Days into their month-long residency as caretakers of a remote New England lighthouse, The Wickie (Willem Dafoe) and The Lad (Robert Pattinson) — real names withheld for spoilery reasons — are finding themselves already at odds. The Wickie is a stern taskmaster, constantly berating The Lad for his slow pace of work and inattention to detail. The Lad takes his lashes quietly; a man of few words, he toils through the first weeks of backbreaking labor with little protest. But what does he want? What brought him to a place that feels barely hospitable, even by 19th century standards? We’re not sure, but The Lad soldiers on, finding small comfort in the odd cigarette and a few minutes alone with a voluptuous figurine found in his quarters. He’s no rube, though, and he soon begins to ask questions of his own: What drove The Wickie’s former assistant away? Why do the island’s seagulls seem to be taunting him? What does The Wickie see when he stares into the gigantic light at the top of the staircase every night?

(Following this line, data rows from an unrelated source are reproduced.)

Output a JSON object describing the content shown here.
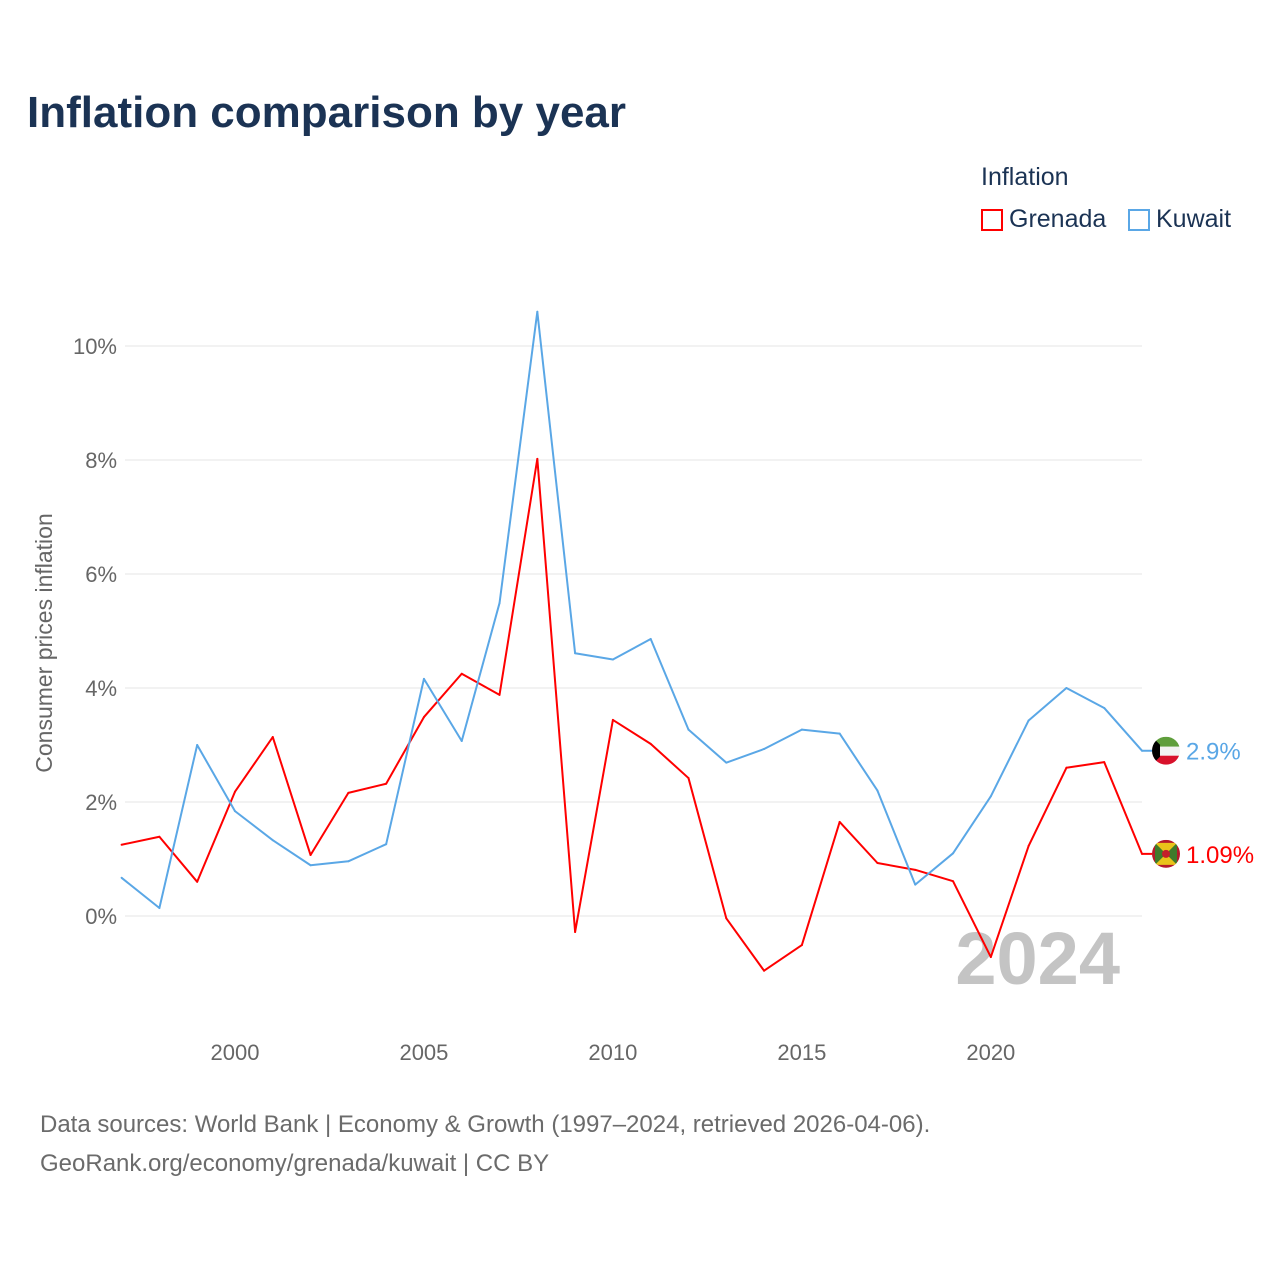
{
  "title": "Inflation comparison by year",
  "legend": {
    "title": "Inflation",
    "items": [
      {
        "name": "Grenada",
        "color": "#ff0000"
      },
      {
        "name": "Kuwait",
        "color": "#5aa7e6"
      }
    ]
  },
  "footer": {
    "line1": "Data sources: World Bank | Economy & Growth (1997–2024, retrieved 2026-04-06).",
    "line2": "GeoRank.org/economy/grenada/kuwait | CC BY"
  },
  "chart_data": {
    "type": "line",
    "title": "Inflation comparison by year",
    "xlabel": "",
    "ylabel": "Consumer prices inflation",
    "xlim": [
      1997,
      2024
    ],
    "ylim": [
      -1.6,
      11
    ],
    "yticks": [
      0,
      2,
      4,
      6,
      8,
      10
    ],
    "ytick_labels": [
      "0%",
      "2%",
      "4%",
      "6%",
      "8%",
      "10%"
    ],
    "xticks": [
      2000,
      2005,
      2010,
      2015,
      2020
    ],
    "xtick_labels": [
      "2000",
      "2005",
      "2010",
      "2015",
      "2020"
    ],
    "grid": true,
    "legend_position": "top-right",
    "year_watermark": "2024",
    "x": [
      1997,
      1998,
      1999,
      2000,
      2001,
      2002,
      2003,
      2004,
      2005,
      2006,
      2007,
      2008,
      2009,
      2010,
      2011,
      2012,
      2013,
      2014,
      2015,
      2016,
      2017,
      2018,
      2019,
      2020,
      2021,
      2022,
      2023,
      2024
    ],
    "series": [
      {
        "name": "Grenada",
        "color": "#ff0000",
        "end_label": "1.09%",
        "values": [
          1.25,
          1.39,
          0.6,
          2.18,
          3.14,
          1.07,
          2.16,
          2.32,
          3.49,
          4.25,
          3.88,
          8.02,
          -0.28,
          3.44,
          3.02,
          2.42,
          -0.04,
          -0.96,
          -0.51,
          1.65,
          0.93,
          0.81,
          0.61,
          -0.72,
          1.23,
          2.6,
          2.7,
          1.09
        ]
      },
      {
        "name": "Kuwait",
        "color": "#5aa7e6",
        "end_label": "2.9%",
        "values": [
          0.67,
          0.14,
          3.0,
          1.84,
          1.33,
          0.89,
          0.96,
          1.26,
          4.16,
          3.07,
          5.49,
          10.6,
          4.61,
          4.5,
          4.86,
          3.27,
          2.69,
          2.93,
          3.27,
          3.2,
          2.2,
          0.55,
          1.1,
          2.1,
          3.43,
          4.0,
          3.65,
          2.9
        ]
      }
    ]
  }
}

It’s only by following The Lad and The Wickie into the depths of metaphysical hell that we get our answers. Like The Witch before it, The Lighthouse is a claustrophobic period piece driven by revelatory lead performances and staged with the kind of delicate care that makes it feel almost otherworldly. Willem Dafoe’s face was made to be lit by nautical candlelight, and Blaschke’s palette beautifully accents his oscillations between jovial scallywag and deranged lunatic. Robert Pattinson continues to distance himself from his heartthrob roots with yet another genuine, affecting, and sympathetic turn. His Lad is just as dangerous and unstable as The Wickie, we soon discover, but the veneer of stability is more pronounced. We share his disgust, his frustration, his apathy, and then — so quickly that we almost fail to realize it — his confusion and horror. While Dafoe steals his share of scenes, this is Pattinson’s film.
But it’s also a formalist exercise, a beautiful showcase for Eggers’ vertical composition and (I have no choice but to mention) Lovecraftian imagery. You’ll get your fair share of mermaid labia and tentacle torture, don’t you worry. The real star, though, is Mark Korven’s sound design, which evokes David Lynch and Herman Melville in equal measure. The fog horns and wave splashes are stark and invasive at first, but as The Lad adjusts, so do we. Before we know it, they’ve become lullabies, familiar comforts that let us know we still have some semblance of sanity on which to stand. But Eggers soon takes that from us, too, inviting us into his characters’ madness as we lose track of where the score ends and the fog horns and seagulls begin. By the end, everything has melted into a dull drone that will almost certainly give you a headache. But it works. It’s beautiful, really, and it all closes with a primal scream that will push the boundaries of your home theater system for years to come.
The Lighthouse pushes different buttons than The Witch does, and devoted fans of the latter may find themselves overwhelmed by the former. It’s broader, more guttural. It’s interested in different things. It’s not as clean or as patient. Like its predecessor, though, The Lighthouse is about frustration and restriction. Wonder and chaos. Punishment and loss. Like Ari Aster (Hereditary, Midsommar), Robert Eggers is establishing himself as a defining voice in modern horror by pushing his audiences beyond our genre comfort zones, by mixing and matching the folk with the baroque, the romantic with the obscene. Call it “Elevated Horror” if you want (though it’ll earn you a dirty look from me), but The Lighthouse is a world-class reminder of why we embrace the genre in the first place, a bold display of form and function so old-fashioned that it’ll seem almost experimental. Except for all the farting. That’s just fun.


  1. I cannot wait to see this, and your review makes me even more excited. Thank you!

  2. I saw this on Sunday. The Eraserhead comparison is dead on.